My son is having issues of some kind - self diagnosis leads me to suspect dyslexia at least in English (I cannot do this any other way as we live in Japan. I know online stuff isn’t the way to do things properly.) His teachers are pointing to ADD or ADHD but have said that there is no educational help available whether he has a diagnosis or not.
Last week I cracked up and yelled at the teacher, and he this week sent me a list of places that will do ADHD diagnostics. My husband takes one look at the paper and sees they are all psychiatric units and balks.
And this week, son has suddenly “got it” as far as reading in Japanese is concerned and this weekend is ploughing his way through his first novel with no pictures (and written at his age level for the kanji characters.)
I am so mixed up as to what to do. Labels in this country, once applied, are so very hard to shed, and here any kind of mental or spiritual weakness is not easily forgiven.
So this is a long-winded hijack to ask those who have posted here about lifestyle changes that might help, can you direct me to any sites about living with ADD or ADHD that have been helpful to you. Googling brings up too much to deal with, and I can’t sift out all the loony ones.
Thanks in advance…
Hokkaido Brit
You should probably start a new thread with your question.
Yes, sorry. That was rude of me.
I have been using Adderall regularly since 1998. I have never once seen the 10 mg tablets appear in any other shape or color than blue oval. Ever. Generic, or otherwise. I have also never seen it say anything other than “Amphetimine” on the bottle. The word “salts” has never appeared. I am looking at about 7 containers right this very minute.
I am 32 years old, 6’5, 230 and very, very rarely do I ever take an initial dose larger than 15 mg. I might take an additional 5mg 3 hours later, which my doctor says is quite fine, and common practice.
My son has been taking Adderall since 2000, he’s now 13. In that time, we’ve seen peach, blue and pink pills (all generics) and he’s been on a 30 mg dosage for years, he was maybe 75 lbs when he started that dosage. They’re usually labeled salts, as well.
Just adding more information, for comparison.

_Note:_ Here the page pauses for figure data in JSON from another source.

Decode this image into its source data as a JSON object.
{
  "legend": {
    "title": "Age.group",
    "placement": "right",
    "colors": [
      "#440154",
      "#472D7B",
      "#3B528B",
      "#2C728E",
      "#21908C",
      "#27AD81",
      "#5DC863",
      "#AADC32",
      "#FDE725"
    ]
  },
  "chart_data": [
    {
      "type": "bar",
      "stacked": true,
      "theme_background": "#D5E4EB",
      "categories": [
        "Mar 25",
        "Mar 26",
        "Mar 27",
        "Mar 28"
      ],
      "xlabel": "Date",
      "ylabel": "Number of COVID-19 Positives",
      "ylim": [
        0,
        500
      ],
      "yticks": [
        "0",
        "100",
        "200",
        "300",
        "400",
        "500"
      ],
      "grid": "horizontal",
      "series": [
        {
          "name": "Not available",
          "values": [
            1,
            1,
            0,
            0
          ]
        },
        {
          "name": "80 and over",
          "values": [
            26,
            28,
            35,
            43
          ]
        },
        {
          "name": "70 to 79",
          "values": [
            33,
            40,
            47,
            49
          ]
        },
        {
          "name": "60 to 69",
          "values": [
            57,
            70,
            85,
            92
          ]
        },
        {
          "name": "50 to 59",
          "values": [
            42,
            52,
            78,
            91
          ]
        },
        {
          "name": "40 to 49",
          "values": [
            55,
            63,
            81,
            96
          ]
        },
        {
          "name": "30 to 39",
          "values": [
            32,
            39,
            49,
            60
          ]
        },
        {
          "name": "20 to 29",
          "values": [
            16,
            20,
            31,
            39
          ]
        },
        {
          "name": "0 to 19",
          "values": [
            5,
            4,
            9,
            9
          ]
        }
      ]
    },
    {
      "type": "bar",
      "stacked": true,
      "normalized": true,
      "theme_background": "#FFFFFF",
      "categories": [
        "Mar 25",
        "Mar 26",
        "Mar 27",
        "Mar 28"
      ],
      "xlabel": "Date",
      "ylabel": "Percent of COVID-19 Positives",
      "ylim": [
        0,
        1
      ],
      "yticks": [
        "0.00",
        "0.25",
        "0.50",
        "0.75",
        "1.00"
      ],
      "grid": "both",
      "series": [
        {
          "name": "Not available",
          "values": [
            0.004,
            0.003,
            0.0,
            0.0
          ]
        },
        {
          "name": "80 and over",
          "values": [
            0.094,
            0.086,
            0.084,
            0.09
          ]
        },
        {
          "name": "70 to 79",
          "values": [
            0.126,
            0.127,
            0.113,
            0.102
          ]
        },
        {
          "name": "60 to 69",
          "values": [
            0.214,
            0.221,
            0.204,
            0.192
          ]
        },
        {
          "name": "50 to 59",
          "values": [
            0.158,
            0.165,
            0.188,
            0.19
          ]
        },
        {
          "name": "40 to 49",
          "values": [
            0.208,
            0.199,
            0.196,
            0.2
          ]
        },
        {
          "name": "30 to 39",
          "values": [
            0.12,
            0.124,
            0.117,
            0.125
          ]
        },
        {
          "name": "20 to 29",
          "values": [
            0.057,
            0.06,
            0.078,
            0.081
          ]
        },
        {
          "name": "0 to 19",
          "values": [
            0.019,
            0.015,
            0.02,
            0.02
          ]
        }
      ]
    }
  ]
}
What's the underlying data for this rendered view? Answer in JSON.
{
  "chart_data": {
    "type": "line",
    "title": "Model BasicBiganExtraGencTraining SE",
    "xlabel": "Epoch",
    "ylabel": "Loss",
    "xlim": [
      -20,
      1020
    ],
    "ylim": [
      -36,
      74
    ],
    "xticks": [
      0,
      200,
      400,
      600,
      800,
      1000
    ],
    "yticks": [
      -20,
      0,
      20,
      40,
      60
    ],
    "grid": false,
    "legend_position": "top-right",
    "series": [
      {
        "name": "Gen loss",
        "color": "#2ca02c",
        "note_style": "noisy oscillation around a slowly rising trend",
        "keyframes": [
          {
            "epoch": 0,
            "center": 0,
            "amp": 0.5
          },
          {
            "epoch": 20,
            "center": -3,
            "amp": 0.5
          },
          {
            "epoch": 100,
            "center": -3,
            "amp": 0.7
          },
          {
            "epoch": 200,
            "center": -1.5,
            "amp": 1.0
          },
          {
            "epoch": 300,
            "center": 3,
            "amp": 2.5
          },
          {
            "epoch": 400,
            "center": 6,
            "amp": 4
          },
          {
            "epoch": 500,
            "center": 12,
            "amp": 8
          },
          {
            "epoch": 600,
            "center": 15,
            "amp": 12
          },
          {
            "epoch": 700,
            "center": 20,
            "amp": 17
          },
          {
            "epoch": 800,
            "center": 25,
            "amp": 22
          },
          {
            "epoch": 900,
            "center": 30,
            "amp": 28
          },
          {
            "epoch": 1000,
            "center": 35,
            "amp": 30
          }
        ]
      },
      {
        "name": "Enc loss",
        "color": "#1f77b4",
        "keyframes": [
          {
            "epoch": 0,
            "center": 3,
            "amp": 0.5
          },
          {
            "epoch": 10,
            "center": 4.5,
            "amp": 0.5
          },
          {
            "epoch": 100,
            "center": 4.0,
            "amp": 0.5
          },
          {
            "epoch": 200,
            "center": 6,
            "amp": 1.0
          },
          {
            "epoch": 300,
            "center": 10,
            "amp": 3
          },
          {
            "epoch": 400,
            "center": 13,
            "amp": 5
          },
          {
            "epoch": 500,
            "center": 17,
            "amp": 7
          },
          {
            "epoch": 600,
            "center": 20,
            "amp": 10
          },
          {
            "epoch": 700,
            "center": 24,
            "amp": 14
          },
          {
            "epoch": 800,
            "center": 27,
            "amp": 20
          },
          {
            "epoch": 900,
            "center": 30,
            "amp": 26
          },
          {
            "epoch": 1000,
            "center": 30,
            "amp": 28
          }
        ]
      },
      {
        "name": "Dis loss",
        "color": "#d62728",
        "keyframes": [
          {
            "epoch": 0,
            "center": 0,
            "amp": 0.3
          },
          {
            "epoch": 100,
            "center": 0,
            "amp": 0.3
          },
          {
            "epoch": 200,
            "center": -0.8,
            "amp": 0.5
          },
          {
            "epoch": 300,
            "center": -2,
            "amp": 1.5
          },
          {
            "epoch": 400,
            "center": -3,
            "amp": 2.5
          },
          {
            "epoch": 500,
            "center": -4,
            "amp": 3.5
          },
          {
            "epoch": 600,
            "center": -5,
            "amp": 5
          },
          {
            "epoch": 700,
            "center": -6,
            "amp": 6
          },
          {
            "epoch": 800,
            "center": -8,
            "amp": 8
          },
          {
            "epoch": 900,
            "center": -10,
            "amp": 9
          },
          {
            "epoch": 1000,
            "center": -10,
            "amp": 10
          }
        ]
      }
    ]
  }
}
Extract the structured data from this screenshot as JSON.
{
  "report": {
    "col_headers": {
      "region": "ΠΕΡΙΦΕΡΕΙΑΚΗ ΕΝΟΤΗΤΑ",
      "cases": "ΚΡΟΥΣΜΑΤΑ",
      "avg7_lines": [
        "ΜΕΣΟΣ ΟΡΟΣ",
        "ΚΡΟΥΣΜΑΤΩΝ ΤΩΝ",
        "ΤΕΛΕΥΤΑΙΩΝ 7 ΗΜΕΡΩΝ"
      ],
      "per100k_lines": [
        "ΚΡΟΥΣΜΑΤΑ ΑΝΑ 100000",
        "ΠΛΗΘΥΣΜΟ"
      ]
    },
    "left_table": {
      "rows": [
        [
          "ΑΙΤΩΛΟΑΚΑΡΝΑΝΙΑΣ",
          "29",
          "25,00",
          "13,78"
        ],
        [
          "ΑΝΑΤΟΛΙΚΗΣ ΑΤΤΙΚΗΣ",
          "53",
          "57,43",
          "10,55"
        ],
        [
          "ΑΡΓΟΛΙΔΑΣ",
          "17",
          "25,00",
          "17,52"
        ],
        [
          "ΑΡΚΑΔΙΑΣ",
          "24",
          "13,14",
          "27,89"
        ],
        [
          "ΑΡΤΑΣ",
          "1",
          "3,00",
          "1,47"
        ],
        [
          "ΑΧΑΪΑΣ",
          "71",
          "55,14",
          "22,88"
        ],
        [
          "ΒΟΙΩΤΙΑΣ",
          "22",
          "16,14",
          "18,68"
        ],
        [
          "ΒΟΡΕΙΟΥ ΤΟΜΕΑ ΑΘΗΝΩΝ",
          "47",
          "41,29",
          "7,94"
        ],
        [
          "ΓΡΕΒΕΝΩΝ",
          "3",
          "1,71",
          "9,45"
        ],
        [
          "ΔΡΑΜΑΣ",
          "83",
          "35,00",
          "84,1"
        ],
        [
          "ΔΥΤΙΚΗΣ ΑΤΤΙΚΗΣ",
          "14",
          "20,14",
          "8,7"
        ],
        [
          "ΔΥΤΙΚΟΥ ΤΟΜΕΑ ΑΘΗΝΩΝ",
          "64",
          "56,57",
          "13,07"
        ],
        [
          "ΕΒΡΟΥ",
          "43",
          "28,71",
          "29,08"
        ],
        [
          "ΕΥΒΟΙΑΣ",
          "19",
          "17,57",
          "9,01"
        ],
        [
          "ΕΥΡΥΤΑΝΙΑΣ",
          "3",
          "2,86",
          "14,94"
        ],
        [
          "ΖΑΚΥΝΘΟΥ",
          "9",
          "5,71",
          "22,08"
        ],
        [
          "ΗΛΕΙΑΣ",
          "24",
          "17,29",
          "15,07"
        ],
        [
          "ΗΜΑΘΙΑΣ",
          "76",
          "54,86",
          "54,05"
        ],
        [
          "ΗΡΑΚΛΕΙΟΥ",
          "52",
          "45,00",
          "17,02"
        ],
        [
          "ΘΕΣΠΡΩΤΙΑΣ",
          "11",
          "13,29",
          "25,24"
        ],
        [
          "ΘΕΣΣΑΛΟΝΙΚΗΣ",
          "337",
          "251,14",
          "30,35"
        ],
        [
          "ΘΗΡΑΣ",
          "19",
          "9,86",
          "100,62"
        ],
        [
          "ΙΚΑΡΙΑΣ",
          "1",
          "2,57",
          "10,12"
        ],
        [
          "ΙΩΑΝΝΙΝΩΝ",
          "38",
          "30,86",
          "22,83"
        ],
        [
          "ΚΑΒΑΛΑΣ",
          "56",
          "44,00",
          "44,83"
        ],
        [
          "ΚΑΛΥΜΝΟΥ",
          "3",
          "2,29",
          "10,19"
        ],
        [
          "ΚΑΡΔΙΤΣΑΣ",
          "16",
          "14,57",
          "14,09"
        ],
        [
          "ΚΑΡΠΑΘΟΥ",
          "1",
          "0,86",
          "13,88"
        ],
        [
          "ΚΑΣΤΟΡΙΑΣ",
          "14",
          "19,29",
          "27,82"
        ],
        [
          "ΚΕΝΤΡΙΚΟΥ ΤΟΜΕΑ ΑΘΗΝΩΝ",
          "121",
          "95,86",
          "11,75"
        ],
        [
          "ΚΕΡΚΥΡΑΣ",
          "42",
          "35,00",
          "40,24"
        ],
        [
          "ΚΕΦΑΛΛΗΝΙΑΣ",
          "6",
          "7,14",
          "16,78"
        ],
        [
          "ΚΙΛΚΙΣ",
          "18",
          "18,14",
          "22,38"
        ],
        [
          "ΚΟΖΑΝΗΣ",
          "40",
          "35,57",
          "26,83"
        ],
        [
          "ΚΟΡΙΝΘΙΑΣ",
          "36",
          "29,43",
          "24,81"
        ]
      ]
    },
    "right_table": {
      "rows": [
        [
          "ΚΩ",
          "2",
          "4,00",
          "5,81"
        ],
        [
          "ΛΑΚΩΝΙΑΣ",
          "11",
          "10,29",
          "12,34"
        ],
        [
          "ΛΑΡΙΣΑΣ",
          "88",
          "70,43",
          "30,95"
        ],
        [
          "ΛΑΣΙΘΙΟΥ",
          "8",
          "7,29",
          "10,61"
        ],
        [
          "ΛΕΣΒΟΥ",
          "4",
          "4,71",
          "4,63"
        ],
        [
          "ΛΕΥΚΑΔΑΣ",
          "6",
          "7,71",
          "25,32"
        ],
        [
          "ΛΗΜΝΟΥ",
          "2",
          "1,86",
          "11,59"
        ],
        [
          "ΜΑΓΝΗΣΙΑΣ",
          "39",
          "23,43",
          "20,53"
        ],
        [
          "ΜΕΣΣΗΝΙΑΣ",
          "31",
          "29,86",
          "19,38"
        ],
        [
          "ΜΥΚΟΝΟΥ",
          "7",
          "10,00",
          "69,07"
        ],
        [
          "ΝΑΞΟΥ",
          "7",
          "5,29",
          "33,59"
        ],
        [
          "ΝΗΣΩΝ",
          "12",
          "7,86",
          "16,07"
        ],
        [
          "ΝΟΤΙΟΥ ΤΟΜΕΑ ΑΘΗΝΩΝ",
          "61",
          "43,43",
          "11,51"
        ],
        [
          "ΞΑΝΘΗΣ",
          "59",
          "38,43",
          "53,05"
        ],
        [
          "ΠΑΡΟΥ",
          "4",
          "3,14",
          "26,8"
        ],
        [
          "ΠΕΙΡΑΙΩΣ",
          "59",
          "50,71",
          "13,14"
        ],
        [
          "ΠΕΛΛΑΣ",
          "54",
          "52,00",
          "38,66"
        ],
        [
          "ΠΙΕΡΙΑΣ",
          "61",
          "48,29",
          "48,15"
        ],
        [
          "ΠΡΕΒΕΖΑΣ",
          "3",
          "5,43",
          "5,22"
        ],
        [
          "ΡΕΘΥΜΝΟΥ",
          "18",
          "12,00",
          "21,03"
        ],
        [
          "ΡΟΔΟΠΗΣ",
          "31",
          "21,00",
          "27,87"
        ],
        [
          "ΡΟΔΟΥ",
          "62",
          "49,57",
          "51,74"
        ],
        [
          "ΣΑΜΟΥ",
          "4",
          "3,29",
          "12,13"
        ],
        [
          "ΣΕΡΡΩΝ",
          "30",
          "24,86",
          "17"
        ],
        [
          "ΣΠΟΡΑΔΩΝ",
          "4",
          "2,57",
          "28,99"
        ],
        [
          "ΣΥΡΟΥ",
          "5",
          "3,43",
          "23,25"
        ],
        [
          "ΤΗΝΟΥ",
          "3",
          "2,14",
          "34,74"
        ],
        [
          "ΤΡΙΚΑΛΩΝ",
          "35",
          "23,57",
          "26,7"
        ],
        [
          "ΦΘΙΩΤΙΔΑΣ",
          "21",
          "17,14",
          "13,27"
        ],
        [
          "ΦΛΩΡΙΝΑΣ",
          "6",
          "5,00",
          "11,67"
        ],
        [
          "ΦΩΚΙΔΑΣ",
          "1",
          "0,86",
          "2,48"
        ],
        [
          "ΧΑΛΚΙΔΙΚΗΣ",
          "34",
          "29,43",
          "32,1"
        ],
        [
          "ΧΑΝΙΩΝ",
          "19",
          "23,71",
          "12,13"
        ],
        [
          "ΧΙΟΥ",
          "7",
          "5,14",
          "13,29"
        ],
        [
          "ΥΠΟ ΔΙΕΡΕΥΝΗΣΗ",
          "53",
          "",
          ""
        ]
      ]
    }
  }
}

Regarding the why we ‘so quickly drug our kids, and so early!’ issue, I think you’d be very hard-pressed to find a Doper who’s kid is medicated that didn’t exhaust every alternative possibility first.
Regarding the why we ‘so quickly drug our kids, and so early!’ issue, I think you’d be very hard-pressed to find a Doper who’s kid is medicated that didn’t exhaust every alternative possibility first.
I wanted to quote this. This is exactly the kind of thing that I really like to hear. My 12-year-old son was diagnosed ADHD at two years of age. I resisted allowing the doctor to place him on any sort of medication until he was in school. I managed his diet, I managed his activities, I monitored everything he put in his mouth, read, played with, etc. It’s a tough row to hoe when you’ve got an ADHD kid that you’re too stubborn to let get help; I was also a single parent for all of that time.
Medication in our case is a 20mg SR tab and a 5 mg tab of methylphenidate on school days only. It is such a difference that it’s unbelievable. Dr. Grandpa is his pediatrician and he would never, ever prescribe or suggest anything that he thought was harmful or contraindicated in any way, to any child.
Update:
The Dr. called last night and said he’s certain he prescribed a larger dose of Ritalin, not Adderall, though he’ll confirm when he gets to his office today.
So, the pharmacy has some 'splainin to do.